What your kid is actually practising
Third-person traversal with glide and scarf-energy mechanics. The kid learns to scan a wide desert vista for energy ribbons (each ribbon powers up the scarf, extends glide), then plot a path between energy banks. No map; no waypoint markers. The marketing description ("Soar above ruins and glide across sands") names the spatial-reasoning loop directly.
Communicating with a wordless adult stranger through chirp-and-body language is a theory-of-mind exercise. The kid must infer what the partner wants without text or voice. DualShockers documents a 5-year-old completing the run with a wordless stranger.

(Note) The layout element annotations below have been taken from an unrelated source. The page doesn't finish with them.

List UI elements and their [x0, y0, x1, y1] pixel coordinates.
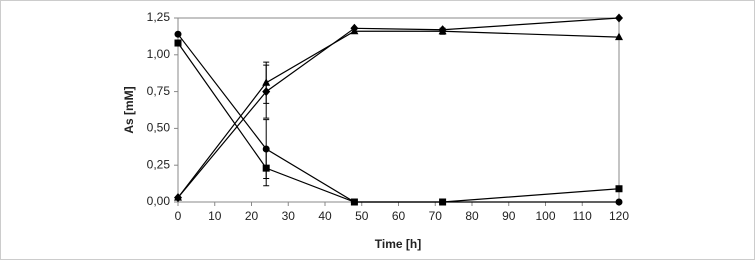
point [615, 198, 623, 206]
x-tick-label: 40 [318, 209, 332, 223]
point [350, 198, 358, 206]
point [350, 23, 359, 33]
y-tick-label: 1,00 [147, 47, 171, 61]
point [615, 32, 623, 41]
y-tick-label: 0,75 [147, 84, 171, 98]
x-tick-label: 50 [355, 209, 369, 223]
x-tick-label: 80 [465, 209, 479, 223]
x-tick-label: 30 [282, 209, 296, 223]
point [262, 164, 270, 172]
point [174, 39, 182, 47]
point [615, 185, 623, 193]
y-axis-title: As [mM] [122, 86, 136, 133]
y-tick-label: 0,25 [147, 157, 171, 171]
y-tick-label: 0,50 [147, 121, 171, 135]
point [438, 25, 447, 35]
x-tick-label: 110 [573, 209, 592, 223]
x-tick-label: 100 [535, 209, 555, 223]
x-tick-label: 10 [208, 209, 222, 223]
x-tick-label: 120 [609, 209, 629, 223]
x-tick-label: 70 [429, 209, 443, 223]
point [439, 198, 447, 206]
x-tick-label: 60 [392, 209, 406, 223]
point [174, 30, 182, 38]
point [262, 87, 271, 97]
x-axis-title: Time [h] [375, 237, 421, 251]
y-tick-label: 0,00 [147, 194, 171, 208]
x-tick-label: 90 [502, 209, 516, 223]
x-tick-label: 20 [245, 209, 259, 223]
point [174, 193, 182, 203]
x-tick-label: 0 [175, 209, 182, 223]
y-tick-label: 1,25 [147, 10, 171, 24]
point [615, 13, 623, 23]
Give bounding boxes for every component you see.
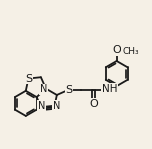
Text: NH: NH (102, 84, 117, 94)
Text: S: S (25, 74, 32, 84)
Text: N: N (53, 101, 60, 111)
Text: N: N (40, 84, 47, 94)
Text: S: S (65, 86, 73, 96)
Text: O: O (112, 45, 121, 55)
Text: O: O (89, 99, 98, 109)
Text: N: N (38, 101, 45, 111)
Text: CH₃: CH₃ (122, 47, 139, 56)
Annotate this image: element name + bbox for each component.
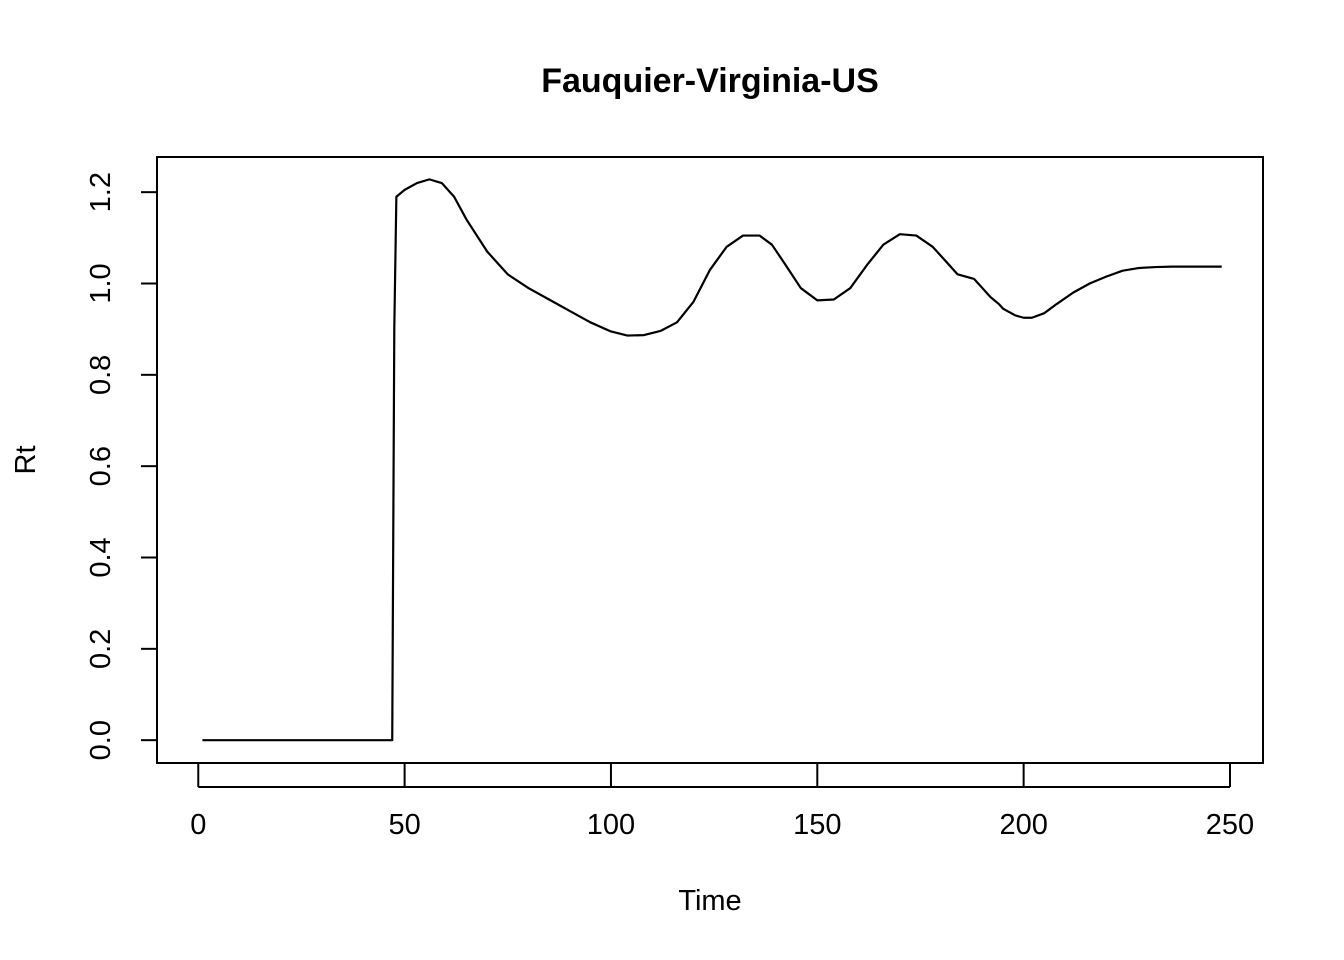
y-tick-label: 0.8 <box>85 355 117 395</box>
chart-title: Fauquier-Virginia-US <box>541 62 879 100</box>
x-axis: 0 50 100 150 200 250 <box>190 764 1254 841</box>
plot-area-frame <box>156 156 1264 764</box>
y-tick-label: 1.2 <box>85 172 117 212</box>
y-axis-label: Rt <box>10 446 42 475</box>
x-tick-label: 50 <box>388 809 420 841</box>
x-tick-label: 150 <box>793 809 841 841</box>
series-line-0 <box>202 178 1222 742</box>
y-tick-label: 0.2 <box>85 629 117 669</box>
x-tick-label: 250 <box>1206 809 1254 841</box>
y-tick-label: 1.0 <box>85 263 117 303</box>
x-axis-label: Time <box>678 885 741 917</box>
y-tick-label: 0.0 <box>85 720 117 760</box>
y-tick-label: 0.6 <box>85 446 117 486</box>
x-tick-label: 0 <box>190 809 206 841</box>
y-axis: 0.0 0.2 0.4 0.6 0.8 1.0 1.2 <box>85 172 158 760</box>
y-tick-label: 0.4 <box>85 537 117 577</box>
x-tick-label: 100 <box>587 809 635 841</box>
series-layer <box>202 178 1222 742</box>
x-tick-label: 200 <box>999 809 1047 841</box>
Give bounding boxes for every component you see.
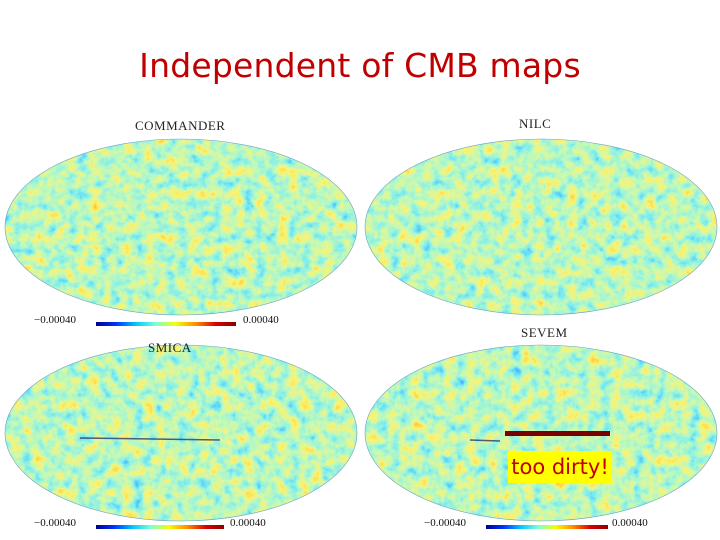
smica-scale-max: 0.00040 bbox=[230, 517, 266, 529]
too-dirty-annotation: too dirty! bbox=[508, 451, 612, 483]
commander-scale-min: −0.00040 bbox=[34, 314, 76, 326]
smica-map bbox=[4, 344, 358, 522]
slide-title: Independent of CMB maps bbox=[139, 46, 581, 85]
sevem-map bbox=[364, 344, 718, 522]
commander-map bbox=[4, 138, 358, 316]
sevem-colorbar bbox=[486, 525, 608, 529]
map-label-sevem: SEVEM bbox=[521, 325, 568, 340]
sevem-scale-max: 0.00040 bbox=[612, 517, 648, 529]
galactic-plane-residual bbox=[505, 431, 610, 436]
commander-colorbar bbox=[96, 322, 236, 326]
sevem-scale-min: −0.00040 bbox=[424, 517, 466, 529]
map-label-commander: COMMANDER bbox=[135, 118, 226, 133]
map-label-nilc: NILC bbox=[519, 116, 552, 131]
nilc-map bbox=[364, 138, 718, 316]
commander-scale-max: 0.00040 bbox=[243, 314, 279, 326]
smica-colorbar bbox=[96, 525, 224, 529]
smica-scale-min: −0.00040 bbox=[34, 517, 76, 529]
map-label-smica: SMICA bbox=[148, 340, 192, 355]
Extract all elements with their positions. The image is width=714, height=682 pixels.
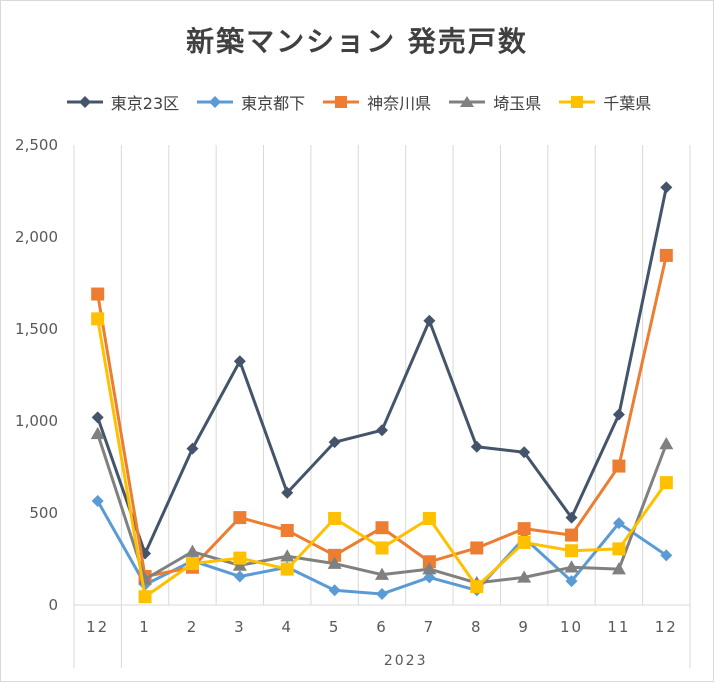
data-point <box>564 560 579 573</box>
data-point <box>659 437 674 450</box>
y-tick-label: 500 <box>29 504 58 522</box>
x-group-label: 2023 <box>384 653 428 669</box>
data-point <box>611 562 626 575</box>
data-point <box>233 551 247 565</box>
y-tick-label: 1,000 <box>15 412 58 430</box>
data-point <box>280 549 295 562</box>
legend-label: 神奈川県 <box>367 94 432 113</box>
data-point <box>138 590 152 604</box>
legend-item: 神奈川県 <box>319 90 431 114</box>
data-point <box>517 570 532 583</box>
legend-label: 埼玉県 <box>493 94 542 113</box>
data-point <box>517 522 531 536</box>
data-point <box>328 548 342 562</box>
data-point <box>328 512 342 526</box>
data-point <box>612 517 625 530</box>
legend-swatch <box>197 96 234 108</box>
data-point <box>422 562 437 575</box>
data-point <box>470 541 484 555</box>
x-tick-label: 6 <box>376 618 388 636</box>
data-point <box>565 544 579 558</box>
data-point <box>470 440 483 453</box>
legend-swatch <box>449 96 486 107</box>
x-tick-label: 8 <box>471 618 483 636</box>
data-point <box>91 287 105 301</box>
legend-swatch <box>66 96 103 108</box>
x-tick-label: 2 <box>187 618 199 636</box>
data-point <box>186 442 199 455</box>
data-point <box>423 314 436 327</box>
data-point <box>375 541 389 555</box>
data-point <box>565 511 578 524</box>
x-tick-label: 5 <box>329 618 341 636</box>
data-point <box>91 495 104 508</box>
x-tick-label: 9 <box>518 618 530 636</box>
y-tick-label: 0 <box>48 596 58 614</box>
series-line-1 <box>96 187 668 555</box>
data-point <box>565 575 578 588</box>
legend-item: 埼玉県 <box>445 90 541 114</box>
data-point <box>660 549 673 562</box>
data-point <box>233 511 247 525</box>
legend-swatch <box>323 96 360 108</box>
data-point <box>422 512 436 526</box>
legend-label: 東京23区 <box>110 94 180 113</box>
legend-swatch <box>559 96 596 108</box>
data-point <box>185 544 200 557</box>
y-tick-label: 2,000 <box>15 228 58 246</box>
data-point <box>375 567 389 580</box>
data-point <box>470 580 484 594</box>
data-point <box>328 436 341 449</box>
data-point <box>612 459 626 473</box>
x-tick-label: 10 <box>560 618 583 636</box>
data-point <box>375 521 389 535</box>
data-point <box>281 486 294 499</box>
series-line-5 <box>96 318 668 599</box>
y-tick-label: 1,500 <box>15 320 58 338</box>
legend-item: 東京都下 <box>193 90 305 114</box>
data-point <box>376 587 388 600</box>
x-tick-label: 1 <box>139 618 151 636</box>
legend-item: 東京23区 <box>63 90 179 114</box>
legend-label: 千葉県 <box>603 94 652 113</box>
data-point <box>280 523 294 537</box>
legend-label: 東京都下 <box>241 94 306 113</box>
chart-title: 新築マンション 発売戸数 <box>186 25 528 58</box>
data-point <box>328 584 341 597</box>
data-point <box>612 408 625 421</box>
legend-item: 千葉県 <box>555 90 651 114</box>
data-point <box>280 562 294 576</box>
x-tick-label: 11 <box>607 618 630 636</box>
y-tick-label: 2,500 <box>15 136 58 154</box>
data-point <box>185 557 199 571</box>
data-point <box>376 424 388 437</box>
series-line-4 <box>96 433 668 585</box>
x-tick-label: 4 <box>281 618 293 636</box>
x-tick-label: 12 <box>655 618 678 636</box>
data-point <box>91 312 105 326</box>
legend: 東京23区 東京都下 神奈川県 埼玉県 千葉県 <box>0 90 714 114</box>
data-point <box>565 528 579 542</box>
data-point <box>90 426 105 440</box>
data-point <box>233 570 246 583</box>
data-point <box>659 248 673 262</box>
data-point <box>517 535 531 549</box>
data-point <box>659 476 673 490</box>
x-tick-label: 12 <box>86 618 109 636</box>
data-point <box>423 571 436 584</box>
data-point <box>422 555 436 569</box>
data-point <box>518 446 531 459</box>
x-tick-label: 7 <box>424 618 436 636</box>
data-point <box>233 355 246 368</box>
data-point <box>91 411 104 424</box>
data-point <box>660 181 673 194</box>
data-point <box>327 556 342 569</box>
data-point <box>612 542 626 556</box>
x-tick-label: 3 <box>234 618 246 636</box>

For under-7 kids, the parent co-pilot is the floor: the kid sees intent-signaling modeled.
No fail state, no time pressure, no twitch reflexes, no death animation, no score screen. The whole 2-3 hour arc self-paces. Common Sense Media: "less a video game and more a work of interactive poetry." Kotaku's Kirk Hamilton: "gorgeous, meditative game that combines disciplined design." The calmest single-sit on the design-award shelf.
The anonymous co-op layer is the unusual social-play model: no chat, no names, no opt-in. Wikipedia: "two players can meet and assist each other, but they cannot communicate via speech or text." DualShockers (2019) documents a 5-year-old guided through the full game by a wordless adult stranger. The kid learns intent-signaling through chirp and body position.
The game is a single continuous traverse — no chapter-select, no level-replay, no quest log, no inventory, no scoring screen. The kid holds a target (the mountain summit) in working memory for the full 2-3 hour run. Wikipedia: "two to three hours to complete." Common Sense Media's 10+ editorial recommendation partly reflects the sustained attention the no-text design assumes.